Abdul Kareem and his crew had been filming outdoors shortly before and were waiting to interview a fighter with the al-Qaeda-aligned Nusra Front when the attack occurred.
“As we are sitting there in the car, all of a sudden everything goes black,” Abdul Kareem told MEE in an interview conducted via Skype.
“I thought they had hit the earth and the earth had split and the car was falling into the earth. But what was happening is that when the car was hit, it went airborne, flipped over and it pointed us in the opposite direction on its side.”
On Wednesday, a building where Abdul Kareem and his On The Ground News team had been working until a few days previously was hit by a missile strike, killing three people.
Abdul Kareem does not know who was responsible for either incident, but said he and his crew appeared to have been the targets of missile strikes four times in recent weeks and believes journalists are being attacked to prevent them from reporting in rebel-held areas.
Last week, Khaled al-Essa, a cameraman working with Syrian journalist and activist Hadi Abdallah, was killed by an explosive device planted at his home in Aleppo. Abdallah was wounded in the attack.

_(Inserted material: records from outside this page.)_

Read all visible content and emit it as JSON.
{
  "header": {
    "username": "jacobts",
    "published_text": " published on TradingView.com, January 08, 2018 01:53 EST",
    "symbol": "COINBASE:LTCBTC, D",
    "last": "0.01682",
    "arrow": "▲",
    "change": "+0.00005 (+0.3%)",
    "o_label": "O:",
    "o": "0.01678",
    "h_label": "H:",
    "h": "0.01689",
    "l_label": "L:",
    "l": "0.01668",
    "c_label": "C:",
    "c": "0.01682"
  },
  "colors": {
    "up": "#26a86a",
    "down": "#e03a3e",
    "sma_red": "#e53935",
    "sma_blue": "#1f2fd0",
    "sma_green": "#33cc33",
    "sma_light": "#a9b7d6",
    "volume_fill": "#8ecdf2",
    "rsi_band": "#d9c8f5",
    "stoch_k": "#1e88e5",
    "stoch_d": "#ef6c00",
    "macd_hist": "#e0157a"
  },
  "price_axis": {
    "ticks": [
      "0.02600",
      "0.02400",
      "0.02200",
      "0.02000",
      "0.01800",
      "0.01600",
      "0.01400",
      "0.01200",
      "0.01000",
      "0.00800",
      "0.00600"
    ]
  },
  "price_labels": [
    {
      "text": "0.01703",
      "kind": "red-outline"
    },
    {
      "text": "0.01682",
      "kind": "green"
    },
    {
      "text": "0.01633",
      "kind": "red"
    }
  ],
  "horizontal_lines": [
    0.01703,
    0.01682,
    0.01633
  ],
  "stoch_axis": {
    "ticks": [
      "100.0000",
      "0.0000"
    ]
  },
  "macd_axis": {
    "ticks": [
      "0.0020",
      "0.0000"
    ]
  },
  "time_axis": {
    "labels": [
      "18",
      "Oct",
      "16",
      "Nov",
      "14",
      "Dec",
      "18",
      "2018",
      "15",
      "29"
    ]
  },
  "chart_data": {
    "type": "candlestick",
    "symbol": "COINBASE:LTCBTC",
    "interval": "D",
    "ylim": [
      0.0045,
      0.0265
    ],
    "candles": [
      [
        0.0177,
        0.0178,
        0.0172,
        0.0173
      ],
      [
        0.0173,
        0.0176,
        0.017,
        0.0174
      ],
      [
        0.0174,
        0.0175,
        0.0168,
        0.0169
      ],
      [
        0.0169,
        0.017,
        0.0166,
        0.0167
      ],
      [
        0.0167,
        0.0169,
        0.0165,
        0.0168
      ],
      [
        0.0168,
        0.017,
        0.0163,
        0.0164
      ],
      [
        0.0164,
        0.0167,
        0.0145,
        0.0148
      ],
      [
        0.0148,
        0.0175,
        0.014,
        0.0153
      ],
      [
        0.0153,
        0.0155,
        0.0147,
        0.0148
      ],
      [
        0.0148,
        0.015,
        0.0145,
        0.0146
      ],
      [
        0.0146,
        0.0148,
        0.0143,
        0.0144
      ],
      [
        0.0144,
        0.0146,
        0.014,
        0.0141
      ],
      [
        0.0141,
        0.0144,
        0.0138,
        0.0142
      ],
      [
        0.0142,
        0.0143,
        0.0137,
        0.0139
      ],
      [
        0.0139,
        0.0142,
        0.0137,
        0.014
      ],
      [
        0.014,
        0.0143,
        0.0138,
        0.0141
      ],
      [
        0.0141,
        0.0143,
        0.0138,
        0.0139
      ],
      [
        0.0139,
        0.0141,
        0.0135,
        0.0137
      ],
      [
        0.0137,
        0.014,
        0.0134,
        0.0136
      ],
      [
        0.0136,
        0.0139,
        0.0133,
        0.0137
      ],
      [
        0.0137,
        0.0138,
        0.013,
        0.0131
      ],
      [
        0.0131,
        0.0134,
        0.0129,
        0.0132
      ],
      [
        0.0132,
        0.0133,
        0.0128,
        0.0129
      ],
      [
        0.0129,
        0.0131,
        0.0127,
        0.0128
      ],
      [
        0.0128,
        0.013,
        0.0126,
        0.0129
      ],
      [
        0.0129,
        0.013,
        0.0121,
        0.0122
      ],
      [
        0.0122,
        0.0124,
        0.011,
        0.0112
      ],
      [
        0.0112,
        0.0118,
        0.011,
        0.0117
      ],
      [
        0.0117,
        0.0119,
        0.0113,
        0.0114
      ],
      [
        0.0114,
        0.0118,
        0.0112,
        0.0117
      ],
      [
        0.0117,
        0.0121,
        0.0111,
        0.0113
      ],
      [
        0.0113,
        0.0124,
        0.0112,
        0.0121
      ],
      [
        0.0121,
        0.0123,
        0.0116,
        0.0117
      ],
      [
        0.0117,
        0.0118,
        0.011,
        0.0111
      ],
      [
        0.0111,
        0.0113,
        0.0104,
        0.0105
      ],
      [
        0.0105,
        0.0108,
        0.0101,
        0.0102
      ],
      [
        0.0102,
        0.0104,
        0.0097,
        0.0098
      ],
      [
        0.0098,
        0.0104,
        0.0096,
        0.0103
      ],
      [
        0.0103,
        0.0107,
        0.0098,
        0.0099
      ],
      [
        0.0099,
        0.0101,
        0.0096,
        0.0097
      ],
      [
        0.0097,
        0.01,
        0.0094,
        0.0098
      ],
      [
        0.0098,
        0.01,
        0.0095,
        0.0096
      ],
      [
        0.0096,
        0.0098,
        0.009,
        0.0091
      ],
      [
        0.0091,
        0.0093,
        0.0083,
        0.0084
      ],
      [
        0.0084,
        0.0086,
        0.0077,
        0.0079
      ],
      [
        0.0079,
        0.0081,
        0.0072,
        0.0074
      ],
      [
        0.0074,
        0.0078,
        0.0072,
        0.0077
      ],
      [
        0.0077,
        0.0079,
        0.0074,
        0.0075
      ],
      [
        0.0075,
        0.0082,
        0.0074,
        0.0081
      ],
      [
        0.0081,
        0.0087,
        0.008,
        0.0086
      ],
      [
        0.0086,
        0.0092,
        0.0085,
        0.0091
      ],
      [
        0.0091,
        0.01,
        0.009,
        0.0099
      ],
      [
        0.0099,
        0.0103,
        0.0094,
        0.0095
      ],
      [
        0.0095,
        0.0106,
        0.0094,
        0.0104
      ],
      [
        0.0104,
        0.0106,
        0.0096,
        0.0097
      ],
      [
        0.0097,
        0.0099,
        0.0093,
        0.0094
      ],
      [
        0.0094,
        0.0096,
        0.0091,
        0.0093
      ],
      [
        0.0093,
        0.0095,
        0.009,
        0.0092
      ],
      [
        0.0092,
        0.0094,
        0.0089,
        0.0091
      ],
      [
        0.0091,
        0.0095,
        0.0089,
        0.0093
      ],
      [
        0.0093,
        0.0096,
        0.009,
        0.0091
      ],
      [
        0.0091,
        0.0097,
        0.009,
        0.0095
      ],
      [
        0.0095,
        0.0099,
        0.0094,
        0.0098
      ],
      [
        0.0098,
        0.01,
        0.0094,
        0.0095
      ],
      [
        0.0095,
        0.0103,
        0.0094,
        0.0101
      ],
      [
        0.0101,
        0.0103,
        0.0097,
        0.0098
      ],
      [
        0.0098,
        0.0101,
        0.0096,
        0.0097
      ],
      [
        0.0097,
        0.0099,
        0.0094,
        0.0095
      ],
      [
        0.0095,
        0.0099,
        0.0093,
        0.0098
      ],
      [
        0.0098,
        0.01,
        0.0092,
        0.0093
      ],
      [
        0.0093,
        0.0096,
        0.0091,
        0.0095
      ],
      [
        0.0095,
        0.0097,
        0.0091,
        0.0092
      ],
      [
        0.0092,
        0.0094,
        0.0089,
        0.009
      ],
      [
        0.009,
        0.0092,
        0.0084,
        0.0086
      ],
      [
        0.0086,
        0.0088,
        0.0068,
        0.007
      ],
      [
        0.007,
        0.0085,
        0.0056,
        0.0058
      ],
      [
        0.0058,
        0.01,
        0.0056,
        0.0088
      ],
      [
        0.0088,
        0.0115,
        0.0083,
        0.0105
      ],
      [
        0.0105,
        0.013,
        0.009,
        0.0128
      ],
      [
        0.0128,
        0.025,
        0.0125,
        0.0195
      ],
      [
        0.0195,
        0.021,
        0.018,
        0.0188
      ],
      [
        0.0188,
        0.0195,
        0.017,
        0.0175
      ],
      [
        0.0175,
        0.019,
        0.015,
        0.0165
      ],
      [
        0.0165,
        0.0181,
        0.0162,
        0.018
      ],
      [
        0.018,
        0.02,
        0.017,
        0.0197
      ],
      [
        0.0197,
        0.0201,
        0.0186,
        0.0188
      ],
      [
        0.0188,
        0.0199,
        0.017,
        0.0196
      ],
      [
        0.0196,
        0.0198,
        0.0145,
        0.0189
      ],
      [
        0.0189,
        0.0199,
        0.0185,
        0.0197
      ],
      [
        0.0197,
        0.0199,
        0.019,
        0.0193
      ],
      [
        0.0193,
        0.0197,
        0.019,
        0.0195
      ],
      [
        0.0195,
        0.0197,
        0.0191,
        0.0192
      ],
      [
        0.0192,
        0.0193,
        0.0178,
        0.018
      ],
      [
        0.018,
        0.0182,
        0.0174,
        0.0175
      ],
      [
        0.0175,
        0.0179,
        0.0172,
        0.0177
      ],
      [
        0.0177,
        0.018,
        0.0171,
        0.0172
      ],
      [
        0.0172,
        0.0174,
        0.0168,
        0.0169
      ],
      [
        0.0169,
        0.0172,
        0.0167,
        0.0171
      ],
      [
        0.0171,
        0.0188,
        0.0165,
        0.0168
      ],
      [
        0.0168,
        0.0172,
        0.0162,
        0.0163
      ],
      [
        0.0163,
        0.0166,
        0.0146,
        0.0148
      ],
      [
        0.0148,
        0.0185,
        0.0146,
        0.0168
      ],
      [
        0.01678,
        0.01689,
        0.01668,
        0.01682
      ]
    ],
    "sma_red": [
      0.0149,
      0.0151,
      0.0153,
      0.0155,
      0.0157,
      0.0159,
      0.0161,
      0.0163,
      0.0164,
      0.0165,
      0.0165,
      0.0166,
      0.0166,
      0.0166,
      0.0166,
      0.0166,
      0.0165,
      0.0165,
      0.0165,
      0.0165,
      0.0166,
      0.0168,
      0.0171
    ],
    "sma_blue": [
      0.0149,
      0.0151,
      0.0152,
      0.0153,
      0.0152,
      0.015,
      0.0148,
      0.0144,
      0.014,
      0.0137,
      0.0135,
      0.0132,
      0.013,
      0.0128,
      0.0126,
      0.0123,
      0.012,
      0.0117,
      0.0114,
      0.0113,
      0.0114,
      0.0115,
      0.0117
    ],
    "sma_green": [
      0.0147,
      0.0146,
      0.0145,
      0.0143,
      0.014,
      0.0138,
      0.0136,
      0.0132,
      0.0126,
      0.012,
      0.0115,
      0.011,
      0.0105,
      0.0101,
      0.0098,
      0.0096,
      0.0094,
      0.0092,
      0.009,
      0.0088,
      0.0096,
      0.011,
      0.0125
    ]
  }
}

“Targeting a journalist is a war crime,” said Abdul Kareem. “These are all prominent people involved in bringing the stories that are locked in these territories to the rest of the world… It is natural they would target people who were bringing these stories out.”
Despite the risks, Abdul Kareem told MEE he was determined to continue reporting from Syria: “I don’t have a choice whether to stay or not. I have to do what is right.”